Shape Memory and Self-Healing Nanocomposites with POSS–POSS Interactions and Quadruple Hydrogen Bonds

Abstract

The organic–inorganic nanocomposites were constructed via polyhedral oligomeric silsesquioxanes (POSS)–POSS interactions and supramolecular quadruple hydrogen bonds. First, a double-decker silsesquioxane (DDSQ) was functionalized with two trithiocarbonate groups. Thereafter, the functionalized DDSQ was used to mediate the radial copolymerization of butyl acrylate (BA) with 2-ureido-4[1H]-pyrimidinone acrylate (UPyA). The reversible addition–fragmentation chain transfer (RAFT) polymerizations afforded the organic–inorganic hybrids with the architecture that a single POSS cage was embedded in the middle of a P(BA-co-UPyA) copolymer chain. The morphological investigation showed that the organic–inorganic hybrids were microphase-separated; the POSS (viz., DDSQ) cages were aggregated into the microdomains with diameter 10–20 nm.
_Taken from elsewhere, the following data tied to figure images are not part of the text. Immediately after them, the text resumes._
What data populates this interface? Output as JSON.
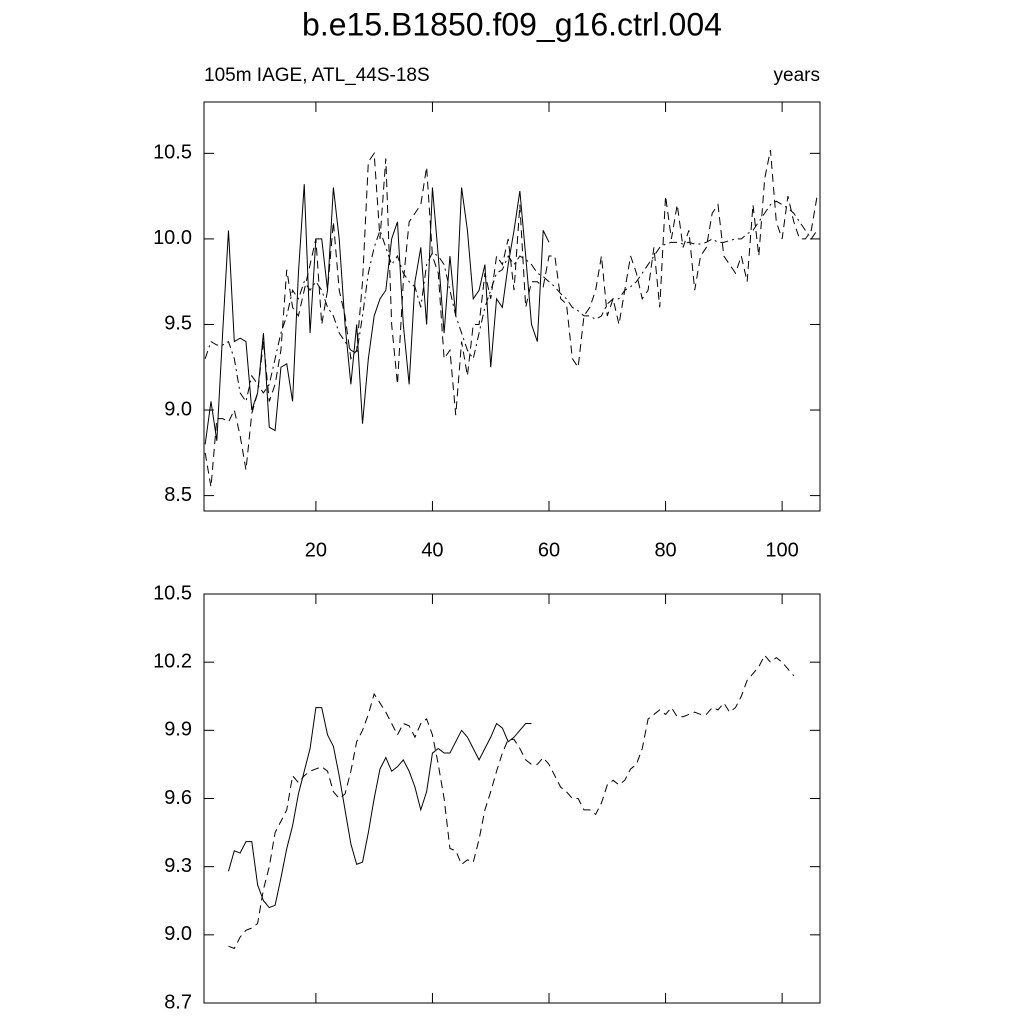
{
  "chart_data": [
    {
      "type": "line",
      "title": "b.e15.B1850.f09_g16.ctrl.004",
      "left_string": "105m IAGE, ATL_44S-18S",
      "right_string": "years",
      "x": [
        1,
        2,
        3,
        4,
        5,
        6,
        7,
        8,
        9,
        10,
        11,
        12,
        13,
        14,
        15,
        16,
        17,
        18,
        19,
        20,
        21,
        22,
        23,
        24,
        25,
        26,
        27,
        28,
        29,
        30,
        31,
        32,
        33,
        34,
        35,
        36,
        37,
        38,
        39,
        40,
        41,
        42,
        43,
        44,
        45,
        46,
        47,
        48,
        49,
        50,
        51,
        52,
        53,
        54,
        55,
        56,
        57,
        58,
        59,
        60,
        61,
        62,
        63,
        64,
        65,
        66,
        67,
        68,
        69,
        70,
        71,
        72,
        73,
        74,
        75,
        76,
        77,
        78,
        79,
        80,
        81,
        82,
        83,
        84,
        85,
        86,
        87,
        88,
        89,
        90,
        91,
        92,
        93,
        94,
        95,
        96,
        97,
        98,
        99,
        100,
        101,
        102,
        103,
        104,
        105,
        106
      ],
      "xlim": [
        0.8,
        106.5
      ],
      "xticks": [
        20,
        40,
        60,
        80,
        100
      ],
      "show_xtick_labels": true,
      "ylim": [
        8.41,
        10.8
      ],
      "yticks": [
        {
          "value": 8.5,
          "label": "8.5"
        },
        {
          "value": 9,
          "label": "9.0"
        },
        {
          "value": 9.5,
          "label": "9.5"
        },
        {
          "value": 10,
          "label": "10.0"
        },
        {
          "value": 10.5,
          "label": "10.5"
        }
      ],
      "series": [
        {
          "color": "#000000",
          "dash": "solid",
          "values": [
            8.8,
            9.05,
            8.82,
            9.45,
            10.05,
            9.4,
            9.42,
            9.4,
            9.0,
            9.1,
            9.45,
            8.9,
            8.88,
            9.25,
            9.27,
            9.05,
            9.8,
            10.32,
            9.45,
            10.0,
            10.0,
            9.7,
            10.3,
            10.0,
            9.5,
            9.15,
            9.5,
            8.92,
            9.3,
            9.55,
            9.65,
            9.7,
            10.0,
            10.1,
            9.5,
            9.15,
            9.75,
            9.95,
            9.5,
            10.3,
            9.9,
            9.45,
            9.9,
            9.55,
            10.3,
            10.05,
            9.65,
            9.7,
            9.85,
            9.25,
            9.65,
            9.6,
            9.85,
            10.05,
            10.28,
            9.9,
            9.5,
            9.4,
            10.05,
            9.98,
            null,
            null,
            null,
            null,
            null,
            null,
            null,
            null,
            null,
            null,
            null,
            null,
            null,
            null,
            null,
            null,
            null,
            null,
            null,
            null,
            null,
            null,
            null,
            null,
            null,
            null,
            null,
            null,
            null,
            null,
            null,
            null,
            null,
            null,
            null,
            null,
            null,
            null,
            null,
            null,
            null,
            null,
            null,
            null,
            null,
            null
          ]
        },
        {
          "color": "#000000",
          "dash": "dashed",
          "values": [
            8.75,
            8.55,
            8.95,
            8.95,
            8.93,
            9.0,
            8.85,
            8.65,
            8.98,
            9.1,
            9.4,
            9.05,
            9.15,
            9.35,
            9.82,
            9.6,
            9.55,
            9.7,
            9.85,
            10.0,
            9.5,
            9.7,
            10.1,
            9.7,
            9.55,
            9.3,
            9.35,
            9.75,
            10.45,
            10.5,
            10.0,
            10.47,
            9.5,
            9.15,
            9.75,
            10.1,
            10.15,
            10.2,
            10.42,
            9.9,
            9.8,
            9.3,
            9.35,
            8.97,
            9.4,
            9.2,
            9.5,
            9.5,
            9.8,
            9.65,
            9.9,
            9.85,
            10.0,
            9.7,
            10.2,
            9.6,
            9.75,
            9.75,
            9.72,
            9.9,
            9.9,
            9.65,
            9.62,
            9.3,
            9.25,
            9.55,
            9.6,
            9.7,
            9.9,
            9.55,
            9.65,
            9.5,
            9.7,
            9.9,
            9.8,
            9.65,
            9.7,
            9.95,
            9.6,
            10.25,
            10.0,
            10.2,
            9.95,
            10.05,
            9.7,
            9.9,
            9.95,
            10.15,
            10.2,
            9.9,
            9.85,
            9.8,
            9.9,
            9.75,
            10.2,
            9.9,
            10.35,
            10.52,
            10.1,
            10.0,
            10.25,
            10.1,
            10.0,
            10.0,
            10.05,
            10.25
          ]
        },
        {
          "color": "#000000",
          "dash": "dashdot",
          "values": [
            9.3,
            9.4,
            9.38,
            9.38,
            9.4,
            9.3,
            9.1,
            9.05,
            9.2,
            9.15,
            9.1,
            9.15,
            9.3,
            9.45,
            9.55,
            9.7,
            9.65,
            9.75,
            9.7,
            9.75,
            9.7,
            9.6,
            9.55,
            9.45,
            9.4,
            9.35,
            9.33,
            9.55,
            9.8,
            9.95,
            10.05,
            9.95,
            9.85,
            9.9,
            9.8,
            9.75,
            9.72,
            9.6,
            9.85,
            9.92,
            9.9,
            9.85,
            9.7,
            9.55,
            9.45,
            9.35,
            9.3,
            9.45,
            9.6,
            9.7,
            9.8,
            9.82,
            9.9,
            9.85,
            9.9,
            9.88,
            9.85,
            9.8,
            9.78,
            9.75,
            9.72,
            9.68,
            9.65,
            9.6,
            9.58,
            9.55,
            9.55,
            9.53,
            9.55,
            9.62,
            9.65,
            9.65,
            9.7,
            9.72,
            9.75,
            9.8,
            9.85,
            9.9,
            9.95,
            9.97,
            9.98,
            9.98,
            9.97,
            9.98,
            9.97,
            9.97,
            9.98,
            10.0,
            9.98,
            9.98,
            9.99,
            10.0,
            10.0,
            10.03,
            10.05,
            10.1,
            10.15,
            10.2,
            10.22,
            10.2,
            10.18,
            10.15,
            10.1,
            10.05,
            10.0,
            10.05
          ]
        }
      ]
    },
    {
      "type": "line",
      "x": [
        1,
        2,
        3,
        4,
        5,
        6,
        7,
        8,
        9,
        10,
        11,
        12,
        13,
        14,
        15,
        16,
        17,
        18,
        19,
        20,
        21,
        22,
        23,
        24,
        25,
        26,
        27,
        28,
        29,
        30,
        31,
        32,
        33,
        34,
        35,
        36,
        37,
        38,
        39,
        40,
        41,
        42,
        43,
        44,
        45,
        46,
        47,
        48,
        49,
        50,
        51,
        52,
        53,
        54,
        55,
        56,
        57,
        58,
        59,
        60,
        61,
        62,
        63,
        64,
        65,
        66,
        67,
        68,
        69,
        70,
        71,
        72,
        73,
        74,
        75,
        76,
        77,
        78,
        79,
        80,
        81,
        82,
        83,
        84,
        85,
        86,
        87,
        88,
        89,
        90,
        91,
        92,
        93,
        94,
        95,
        96,
        97,
        98,
        99,
        100,
        101,
        102,
        103,
        104,
        105,
        106
      ],
      "xlim": [
        0.8,
        106.5
      ],
      "xticks": [
        20,
        40,
        60,
        80,
        100
      ],
      "show_xtick_labels": false,
      "ylim": [
        8.7,
        10.5
      ],
      "yticks": [
        {
          "value": 8.7,
          "label": "8.7"
        },
        {
          "value": 9,
          "label": "9.0"
        },
        {
          "value": 9.3,
          "label": "9.3"
        },
        {
          "value": 9.6,
          "label": "9.6"
        },
        {
          "value": 9.9,
          "label": "9.9"
        },
        {
          "value": 10.2,
          "label": "10.2"
        },
        {
          "value": 10.5,
          "label": "10.5"
        }
      ],
      "series": [
        {
          "color": "#000000",
          "dash": "solid",
          "values": [
            null,
            null,
            null,
            null,
            9.28,
            9.37,
            9.36,
            9.41,
            9.41,
            9.22,
            9.15,
            9.12,
            9.13,
            9.25,
            9.38,
            9.48,
            9.62,
            9.72,
            9.82,
            10.0,
            10.0,
            9.88,
            9.83,
            9.7,
            9.55,
            9.4,
            9.31,
            9.32,
            9.45,
            9.6,
            9.73,
            9.78,
            9.72,
            9.74,
            9.77,
            9.72,
            9.65,
            9.55,
            9.63,
            9.8,
            9.82,
            9.8,
            9.8,
            9.85,
            9.9,
            9.87,
            9.82,
            9.77,
            9.82,
            9.87,
            9.93,
            9.91,
            9.85,
            9.87,
            9.9,
            9.93,
            9.93,
            null,
            null,
            null,
            null,
            null,
            null,
            null,
            null,
            null,
            null,
            null,
            null,
            null,
            null,
            null,
            null,
            null,
            null,
            null,
            null,
            null,
            null,
            null,
            null,
            null,
            null,
            null,
            null,
            null,
            null,
            null,
            null,
            null,
            null,
            null,
            null,
            null,
            null,
            null,
            null,
            null,
            null,
            null,
            null,
            null,
            null,
            null,
            null,
            null
          ]
        },
        {
          "color": "#000000",
          "dash": "dashed",
          "values": [
            null,
            null,
            null,
            null,
            8.95,
            8.94,
            8.99,
            9.02,
            9.03,
            9.05,
            9.2,
            9.3,
            9.45,
            9.5,
            9.55,
            9.7,
            9.67,
            9.7,
            9.72,
            9.73,
            9.74,
            9.72,
            9.63,
            9.6,
            9.62,
            9.72,
            9.85,
            9.9,
            9.97,
            10.06,
            10.02,
            9.98,
            9.93,
            9.88,
            9.93,
            9.92,
            9.87,
            9.93,
            9.95,
            9.88,
            9.75,
            9.6,
            9.38,
            9.37,
            9.31,
            9.33,
            9.32,
            9.42,
            9.55,
            9.63,
            9.72,
            9.8,
            9.86,
            9.86,
            9.82,
            9.77,
            9.75,
            9.75,
            9.78,
            9.75,
            9.7,
            9.65,
            9.63,
            9.6,
            9.6,
            9.55,
            9.55,
            9.53,
            9.58,
            9.66,
            9.68,
            9.66,
            9.68,
            9.73,
            9.75,
            9.82,
            9.95,
            9.97,
            9.99,
            9.97,
            10.0,
            9.96,
            9.96,
            9.97,
            9.98,
            9.97,
            9.97,
            10.0,
            9.99,
            10.02,
            9.98,
            10.0,
            10.05,
            10.12,
            10.15,
            10.18,
            10.23,
            10.2,
            10.22,
            10.2,
            10.17,
            10.14,
            null,
            null,
            null,
            null
          ]
        }
      ]
    }
  ]
}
It was found that the organic–inorganic nanocomposites simultaneously had shape memory and self-healing properties. The shape memory and self-healing properties can be regulated with the supramolecular quadruple bonding interactions. The shape memory properties are attributable to the formation of physical cross-linking in the materials, whereas the self-healing properties are responsible for the introduction of dynamic noncovalent bonds (viz., quadruple hydrogen bonds). The self-healing properties can be utilized to reprogram the original shapes of the shape memory nanocomposites.